By Chuck Reherman
Sports Editor
EDMOND – Yukon went into the Regional 4 championship game looking to earn a berth to the state tournament.
The Millers will have to try again on Monday.
Deer Creek, playing for their season lives, rattled off eight runs in the bottom of the fifth inning, keyed by Kaden Marshall’s grand slam home run to hand the Millers a 10-0 loss in five innings to force a second and deciding game in the double elimination tournament.
Both teams now have one loss (Yukon beat the Antlers 4-0 in the winners bracket finals) and will meet in the 5 p.m. championship game Monday at Deer Creek.
The match-up will more than likely pit the Millers’ No. 1 pitcher, Josh Sanders, against Deer Creek’s top pitcher in Max Huffling. Sanders limited the Antlers to three hits in the winners bracket game on Thursday.
“We will see their best one on Monday and we will have Josh ready,” Miller head coach Kevin James said. “We will have to be ready. They are going to bring their best and we will have to bring our best as well.
“This is for all the marbles,” he added. “We have to come back ready to go, put this game out of our minds and it a one game for everything on Monday.”
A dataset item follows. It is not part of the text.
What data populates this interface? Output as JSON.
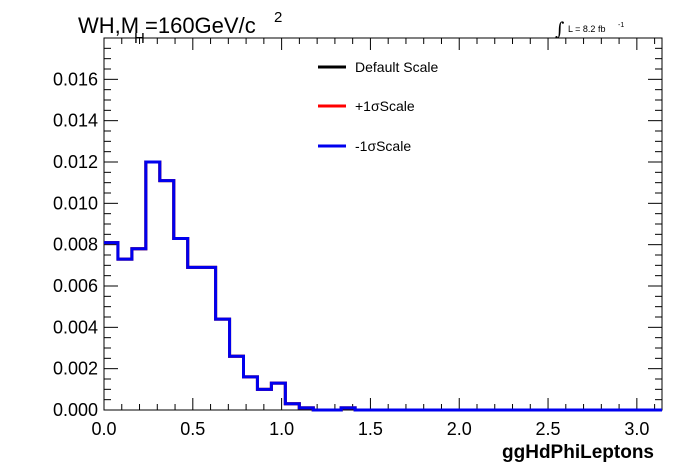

The Millers were held to only two hits in the game by Deer Creek’s Piercen McElyea, but had a chance to tie or take the lead in the fifth inning, loading the bases with one out. Carson Benge had singled, Mason McIntyre reached on an error and Brayden McPherson walked. But, McElyea struck out the next batter, then got the third out on a ground end to strand three Miller runners on base.
The wheels all came off in the bottom of the fifth inning.
RBI singles from Bryce Logan and Jack Hill and a Miller error led to three runs and opened a 5-0 Antler lead. With the bases loaded, the big blow for the Millers came off Marshall’s bat. He drilled a 2-1 pitch over the left field wall to make it a 9-0 game.
Deer Creek, after Ty Hammack tripled, used a walk-off sacrifice fly from Brenden Fitzhugh ended the game.
“The turning point was the fifth inning, but the third inning we gave them two runs when we shouldn’t have,” James said. “And, you can’t give teams eight run innings also. That kid (Marshall) hit it a long ways and that happens when you leave a pitch out over the plate to a batter like that.
“Deer Creek is pretty aggressive at the plate,” James said. “If we don’t get those corner pitches and the pitches that are down, it is going to make it pretty tough when you don’t throw very hard. They just hit it.”
The Antlers had broken on top in the bottom of the third inning on an RBI single from Jordan Coffey and a run-scoring double from McElyea.